The first known COVID-19 case in an Amazon facility was identified in March, when an employee at a warehouse in Queens, New York, became infected with the disease. Throughout the spring, workers complained that Amazon was not doing enough to protect employees inside distribution centers.
One employee, Chris Smalls, was fired from his job at the Staten Island warehouse in March shortly after he helped organize a walkout in protest of Amazon’s handling of the coronavirus. Company leadership promptly tried to smear Smalls as “not smart or articulate” and tried to paint him as the sole face of worker opposition. Amazon also fired three tech workers and suspended a fourth after those employees, based in the company’s Seattle headquarters, voiced concerns about the company’s treatment of its warehouse workers.

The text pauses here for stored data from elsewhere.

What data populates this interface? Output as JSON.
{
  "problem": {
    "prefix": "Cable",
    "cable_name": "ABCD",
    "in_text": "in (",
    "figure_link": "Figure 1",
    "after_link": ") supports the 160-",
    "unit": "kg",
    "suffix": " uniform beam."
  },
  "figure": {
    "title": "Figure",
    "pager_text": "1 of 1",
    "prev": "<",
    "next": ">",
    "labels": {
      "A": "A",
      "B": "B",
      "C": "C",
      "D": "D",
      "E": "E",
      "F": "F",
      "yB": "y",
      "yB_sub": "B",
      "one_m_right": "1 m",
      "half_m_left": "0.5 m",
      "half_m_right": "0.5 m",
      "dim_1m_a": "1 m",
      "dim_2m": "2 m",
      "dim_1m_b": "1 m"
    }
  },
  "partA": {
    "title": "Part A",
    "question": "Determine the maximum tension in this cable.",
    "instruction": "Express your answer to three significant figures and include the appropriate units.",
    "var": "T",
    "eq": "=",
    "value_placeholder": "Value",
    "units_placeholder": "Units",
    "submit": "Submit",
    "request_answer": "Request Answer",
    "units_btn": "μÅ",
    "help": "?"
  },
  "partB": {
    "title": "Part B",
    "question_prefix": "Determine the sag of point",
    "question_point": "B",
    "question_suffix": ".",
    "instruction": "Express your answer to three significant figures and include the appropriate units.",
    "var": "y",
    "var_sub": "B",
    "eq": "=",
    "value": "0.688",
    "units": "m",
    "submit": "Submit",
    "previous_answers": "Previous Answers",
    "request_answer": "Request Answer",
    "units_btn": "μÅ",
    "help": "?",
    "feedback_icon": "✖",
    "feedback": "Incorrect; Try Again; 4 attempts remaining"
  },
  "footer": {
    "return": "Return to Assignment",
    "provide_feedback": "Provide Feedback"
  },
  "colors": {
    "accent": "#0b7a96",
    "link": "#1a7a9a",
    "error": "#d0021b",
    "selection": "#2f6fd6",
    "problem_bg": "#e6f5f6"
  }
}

Employees still frustrated with the lack of clear information have tried crowdsourcing volunteer data-gathering efforts, NBC said this week, as workers are only receiving vague information from Amazon. “The texts we get distinguish between whether there was one case or multiple cases found that day, but that’s as specific as it gets. You don’t know whether they were on your shift or in the same section as you,” one fulfillment center employee told NBC. “To my knowledge no one in my facility was even told they were close enough to a positive case to quarantine, and it’s a pretty small facility, so it seems impossible that no one came into contact with one of the people who was sick,” he added.
Amazon told NBC that the notifications are kept vague for privacy reasons and added that it uses camera surveillance systems to trace employees’ movements for contact-tracing purposes. The company also said in its blog post that it aims to reach 50,000 tests performed per day by November, which would work out to testing about 3.6 percent of its front-line workforce every day.
Athena, a broad coalition of racial justice and workers’ rights groups, called on both Amazon and public health officials to do better.
“Since March, workers and their communities have been demanding these numbers from Amazon. Workers faced retaliation, including the risk of losing their job, just for standing up for their own health and the health of their neighbors,” Athena Director Dania Rajendra said. “Public officials must immediately launch investigations into Amazon and demand that the company report data on COVID-19 cases from this point forward—publicly, regularly, and truthfully. It couldn’t be more clear that Amazon cares only about its own bottom line and that lawmakers must compel them to, at the very least, tell the truth.”